Messa così ci sarebbero tutti i presupposti perché le Regionali d’autunno costituiscano il trampolino di lancio verso le Politiche del 2027, ma c’è un’incognita, anzi due. La prima è costituita da quei “temi” di cui tanto si parla e che, in concreto, in quelle divergenze presenti soprattutto in politica estera tra Pd e M5S e ancora più tra i centristi di Iv e Più Europa e la “sinistra” dello schieramento, cioè pentastellati e Avs.
I leader buttano la palla in tribuna, insistono nel dire che «le differenze saranno superate» e che occorre concentrarsi su ciò che unisce piuttosto su ciò che divide, e dunque giù a parlare di sanità, scuola, lavoro. Ma qui arriva la seconda incognita, e cioè la lotta per la leadership. Che in qualunque coalizione che si rispetti si gioca semplicemente a suon di voti, e dunque il leader del partito che prende un voto in più automaticamente il “candidato” ( ci perdoneranno i costituzionalisti) presidente del Consiglio dello schieramento.
Ma il caso vuole alla guida del partito che al momento è secondo in questa corsa all’ultimo voto, e cioè il M5S, sia quel Giuseppe Conte che si è già seduto per ben due volte a palazzo Chigi, la seconda tra l’altro sostenuto in primo luogo dal Pd. E che dunque difficilmente lascerà il posto di “front runner” a Elly Schlein, che come ruolo di maggior prestigio ricoperto fin qui annovera nel curriculum la vicepresidenza dell’Emilia- Romagna.
E qui si arriva al momento in cui le due incognite si intrecciano, perché la partita della leadership nello scorso weekend si è giocata proprio sulla politica estera. In particolare è risaltato all’occhio ( o meglio, alle orecchie) quel che è accaduto alla festa del Fatto quotidiano a Roma, quando la leader dem, accolta tiepidamen-te, si è lasciata andare, ahilei, a commenti piuttosto netti sulla guerra in Ucraina. Un paese, ha detto, «che sta subendo un’aggressione criminale, e qui siamo tutti d’accordo». La sottolineatura si è resa necessaria perché in realtà Schlein sa benissimo che non sono «tutti d’accordo», e infatti sono piovuti fischi e schiamazzi. Una situazione surreale, con Schlein subito a correggersi, «evidentemente non siamo tutti d’accordo» e che ha portato a scomodarsi perfino Marco Travaglio, il quale da padrone di casa si è dovuto prodigare per calmare le acque e permettere alla leader dem di proseguire il ragionamento.
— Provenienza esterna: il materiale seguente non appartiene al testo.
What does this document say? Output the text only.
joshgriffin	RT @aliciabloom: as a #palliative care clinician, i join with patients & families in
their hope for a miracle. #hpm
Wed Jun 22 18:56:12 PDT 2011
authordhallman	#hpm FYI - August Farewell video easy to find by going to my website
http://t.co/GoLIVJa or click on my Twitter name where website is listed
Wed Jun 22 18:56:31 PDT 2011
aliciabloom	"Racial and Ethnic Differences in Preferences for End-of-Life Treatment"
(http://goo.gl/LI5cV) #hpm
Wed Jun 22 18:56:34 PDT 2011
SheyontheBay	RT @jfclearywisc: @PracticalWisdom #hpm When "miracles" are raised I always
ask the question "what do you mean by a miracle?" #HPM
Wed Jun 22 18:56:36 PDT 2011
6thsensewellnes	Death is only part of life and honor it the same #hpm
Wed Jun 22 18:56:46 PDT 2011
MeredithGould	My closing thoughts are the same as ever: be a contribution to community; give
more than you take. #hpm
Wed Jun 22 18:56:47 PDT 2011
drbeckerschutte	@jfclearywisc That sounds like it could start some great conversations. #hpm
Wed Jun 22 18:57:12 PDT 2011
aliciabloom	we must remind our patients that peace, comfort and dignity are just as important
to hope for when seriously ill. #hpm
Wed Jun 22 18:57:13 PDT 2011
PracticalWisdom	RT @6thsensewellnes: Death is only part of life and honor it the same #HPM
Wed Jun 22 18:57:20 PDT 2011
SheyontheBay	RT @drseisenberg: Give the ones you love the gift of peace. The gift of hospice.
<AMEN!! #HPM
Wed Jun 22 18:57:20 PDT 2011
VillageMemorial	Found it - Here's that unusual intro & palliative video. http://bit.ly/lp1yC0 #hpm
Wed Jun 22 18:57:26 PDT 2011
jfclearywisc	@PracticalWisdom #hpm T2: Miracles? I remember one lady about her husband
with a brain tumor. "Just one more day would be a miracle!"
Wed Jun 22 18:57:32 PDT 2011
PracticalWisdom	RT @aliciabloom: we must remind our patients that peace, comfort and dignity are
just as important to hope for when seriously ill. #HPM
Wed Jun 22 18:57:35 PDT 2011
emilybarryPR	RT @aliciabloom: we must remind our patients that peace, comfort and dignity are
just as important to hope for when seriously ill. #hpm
Il tutto mentre poche ore prima, a Reggio Emilia, Giuseppe Conte veniva praticamente osannato dalla platea dem, accolto con una standing ovation e applausi con tanto di cognome ritmato. Insomma, una disparità di trattamento evidente, che ha reso ancor più chiara la differenza nella stima che rispettivamente, la base M5S ha per la leader dem e quella Pd ha per l’ex presidente del Consiglio. «Credo che si stia continuando a rimandare un chiarimento con Conte, e questa è una responsabilità di chi guida il Partito Democratico» - ha detto ieri Pina Picierno, vicepresidente del Parlamento europeo e pezzo da novanta dei riformisti dem - Io non penso, l’ho detto tante volte, che ripetere la formula “testardamente unitari” o ripetere la parola unità, basti a realizzare l’unità stessa. È possibile tenere insieme cose diverse. È possibile dare al centrosinistra un progetto politico credibile e vincente ma questo passa per un chiarimento che si continua colpevolmente a rimandare». e in riferimento a quanto accaduto alla festa del Fatto, Picierno ha aggiunto che «se un partito di centrosinistra non sa riconoscere la resistenza di un popolo che resiste a un esercito oppressore di stampo imperialista, come è quello di Putin, allora non può dirsi una coalizione di sinistra: questi sono i fondamentali».
Un richiamo condiviso dalla minoranza interna, basti vedere i tre voti contrari espressi da Lorenzo Guerini, Marianna Madia e Lia Quartapelle, sulle mozioni di M5S e Avs contro il riarmo, sulle quali il partito aveva indicato l’astensione.